Он бросает прощальный взгляд на Фейт – каталку ставят в угол минивэна – и улыбается мне слабой, полной боли улыбкой:
– Отправляемся домой.
– Обещаешь, что позволишь девушкам поухаживать за тобой?
– Ты называешь Марлен с Дженни девушками?
С ним все будет в порядке. В конце концов.
– Иан?
– Я хотел бы присутствовать там, когда сделают публичное заявление, – тихо отвечает Мэтсон. – Знаю, мне требуется отдых, и я в самом деле отдохну. Но хочу быть там, когда сделают публичное заявление.
– Хорошо.
А вот Карван остается. Теперь его дом здесь, и, подозреваю, как только Эрин отдадут, он снова полетит в Тампу, чтобы сопроводить ее тело к родителям в Чикаго. Сачин оставляет сумку в багажнике – заберет потом – и обнимает нас одного за другим.
– Что ж, Элиза… – начинает он, когда очередь доходит до меня, и беспомощно смеется.
– Позаботься о сестре, – прошу его. – Ей придется нелегко.
– Да.
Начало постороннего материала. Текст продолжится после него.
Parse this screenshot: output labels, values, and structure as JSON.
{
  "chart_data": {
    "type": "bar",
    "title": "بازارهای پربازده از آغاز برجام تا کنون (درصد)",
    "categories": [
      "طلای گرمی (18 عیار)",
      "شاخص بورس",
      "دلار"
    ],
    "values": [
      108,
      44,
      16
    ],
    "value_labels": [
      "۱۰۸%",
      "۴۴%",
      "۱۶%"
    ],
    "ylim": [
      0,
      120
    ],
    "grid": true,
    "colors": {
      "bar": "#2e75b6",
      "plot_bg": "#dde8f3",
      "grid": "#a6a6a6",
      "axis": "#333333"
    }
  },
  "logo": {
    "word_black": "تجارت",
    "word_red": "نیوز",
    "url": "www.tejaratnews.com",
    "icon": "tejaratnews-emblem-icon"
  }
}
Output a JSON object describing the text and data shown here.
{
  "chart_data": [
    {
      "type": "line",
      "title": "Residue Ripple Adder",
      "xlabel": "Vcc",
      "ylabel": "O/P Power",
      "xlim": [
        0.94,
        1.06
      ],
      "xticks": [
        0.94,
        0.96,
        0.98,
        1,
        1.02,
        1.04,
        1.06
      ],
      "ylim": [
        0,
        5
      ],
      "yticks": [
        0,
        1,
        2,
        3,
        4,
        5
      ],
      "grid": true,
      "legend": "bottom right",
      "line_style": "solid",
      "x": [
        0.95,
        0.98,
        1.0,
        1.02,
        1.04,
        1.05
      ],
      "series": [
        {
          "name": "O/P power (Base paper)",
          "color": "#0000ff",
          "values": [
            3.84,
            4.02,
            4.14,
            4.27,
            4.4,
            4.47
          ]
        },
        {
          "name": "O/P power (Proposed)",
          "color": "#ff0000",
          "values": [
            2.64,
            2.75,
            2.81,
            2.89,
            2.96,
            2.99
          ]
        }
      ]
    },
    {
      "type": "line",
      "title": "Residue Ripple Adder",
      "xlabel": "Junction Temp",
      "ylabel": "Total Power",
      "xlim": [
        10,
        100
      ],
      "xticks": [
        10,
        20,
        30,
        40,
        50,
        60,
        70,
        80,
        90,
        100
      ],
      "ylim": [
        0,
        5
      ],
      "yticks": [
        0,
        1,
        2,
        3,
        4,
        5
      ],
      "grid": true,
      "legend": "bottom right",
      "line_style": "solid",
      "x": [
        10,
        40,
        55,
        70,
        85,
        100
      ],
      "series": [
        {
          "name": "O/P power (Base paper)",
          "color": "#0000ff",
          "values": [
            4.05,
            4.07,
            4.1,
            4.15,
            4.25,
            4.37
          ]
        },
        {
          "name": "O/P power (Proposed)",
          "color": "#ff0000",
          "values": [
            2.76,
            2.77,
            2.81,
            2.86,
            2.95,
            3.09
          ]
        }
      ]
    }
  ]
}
Но когда первая боль схлынет…
Он улыбается.
– По крайней мере, теперь мы всё знаем. Мы вечно будем оплакивать их, но девочки хотя бы упокоятся с миром, в окружении близких.
Сачин бросает взгляд на Брэна, который помогает Иану забраться в машину.
– Агент Элиза Стерлинг, я рад, что у него есть ты. Ты ему подходишь. А если он тебе не подойдет, дай знать: я переведусь в Куантико и надеру ему задницу.
Ухмыляюсь и качаю головой.
– Незачем, но все равно спасибо. Мы хорошо подходим друг другу.
Фишер везет нас обратно в аэропорт. Вылетаем почти сразу – почему-то маршрут в Ричмонд пролегает через Даллас – Форт-Уэрт. Омаха – аэропорт регионального значения, так что вариантов немного, это понятно. Но лететь сначала на юг, а потом по диагонали, вместо того чтобы сразу направиться на восток? Нелогично.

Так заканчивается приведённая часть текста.